さて、「坂の上の雲」である。この作品は、司馬遼の幕末維新ものでは、時代的には最後尾にあたる。陸海軍の英雄・秋山兄弟と俳人・正岡子規という3人の主人公を設定し、日露戦争を最大のヤマとして描いている。どちらかというと、弟の秋山真之と親友の正岡子規のつながりの話が多く、兄の秋山好古は第三の主人公扱いである。さらに言えば、真の主人公は秋山真之である。彼こそが、日本海海戦の勝利を導いた英雄として描かれている。東郷平八郎以上に、参謀で戦略を練った秋山真之に功績があるように描いているからだ。一方、兄・好古は陸軍騎兵隊の父のような人物で功績は大きいが、騎兵は偵察が主なので、いきおい小説での陸軍の話は、旅順後略時の乃木希典の無能さと児玉源太郎の有能さが、かなり強調されている。乃木の総参謀長だった伊地知幸介などボロクソである。

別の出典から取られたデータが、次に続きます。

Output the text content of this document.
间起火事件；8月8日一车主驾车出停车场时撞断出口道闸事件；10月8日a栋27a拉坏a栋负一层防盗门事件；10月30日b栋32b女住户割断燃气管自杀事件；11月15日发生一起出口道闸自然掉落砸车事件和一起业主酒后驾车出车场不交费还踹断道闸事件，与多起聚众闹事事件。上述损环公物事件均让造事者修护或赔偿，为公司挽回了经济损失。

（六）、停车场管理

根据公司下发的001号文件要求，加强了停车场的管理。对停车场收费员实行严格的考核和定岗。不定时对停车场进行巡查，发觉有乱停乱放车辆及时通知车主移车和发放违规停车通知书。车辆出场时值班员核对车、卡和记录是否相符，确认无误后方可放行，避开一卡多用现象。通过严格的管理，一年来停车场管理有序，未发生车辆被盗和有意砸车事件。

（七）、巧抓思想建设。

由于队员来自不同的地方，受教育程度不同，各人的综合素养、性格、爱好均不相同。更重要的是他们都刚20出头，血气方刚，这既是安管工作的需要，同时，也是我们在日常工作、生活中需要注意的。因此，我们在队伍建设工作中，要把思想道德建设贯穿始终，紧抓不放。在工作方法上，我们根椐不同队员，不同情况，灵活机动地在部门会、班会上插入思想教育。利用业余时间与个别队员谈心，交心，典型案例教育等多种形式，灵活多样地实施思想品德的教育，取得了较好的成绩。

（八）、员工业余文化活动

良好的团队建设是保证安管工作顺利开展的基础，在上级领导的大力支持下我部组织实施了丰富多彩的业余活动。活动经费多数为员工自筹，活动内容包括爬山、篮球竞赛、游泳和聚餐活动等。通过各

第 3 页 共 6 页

たしかに他の本を読んでも、児玉源太郎は有能で実に魅力的な人物である。長州閥だが支藩出身で、乃木より出世が遅かった。西南戦争では熊本鎮台(城)を戦略上の理由から参謀だった彼が焼いたおかげで護りきれたという説もある。戦略家として優れていたのだ。日清戦争後の復員・防疫任務、ならびに台湾総督としては、後藤新平をうまく使い大きな成果を生んでいる。
旅順のロシア艦隊を封鎖するための乃木の第三軍の戦いこそが、後の日本海海戦の勝利を左右したので、「坂の上の雲」でも特に詳しく描かれている。(ちょっと長い。)小説の中では、真之が強く望んだ203高地からの砲撃を児玉が実行させたという話になっている。プロレスのタッグ戦風でいうと、ベビーフェイスが秋山直之と児玉源太郎、ヒールが乃木希典と伊地知幸介という感じである。これには、様々な論がある。特に、児玉と乃木のどちらが功労者なのかわからない。司馬遼の読み方には、こういう確認作業が必須なのである。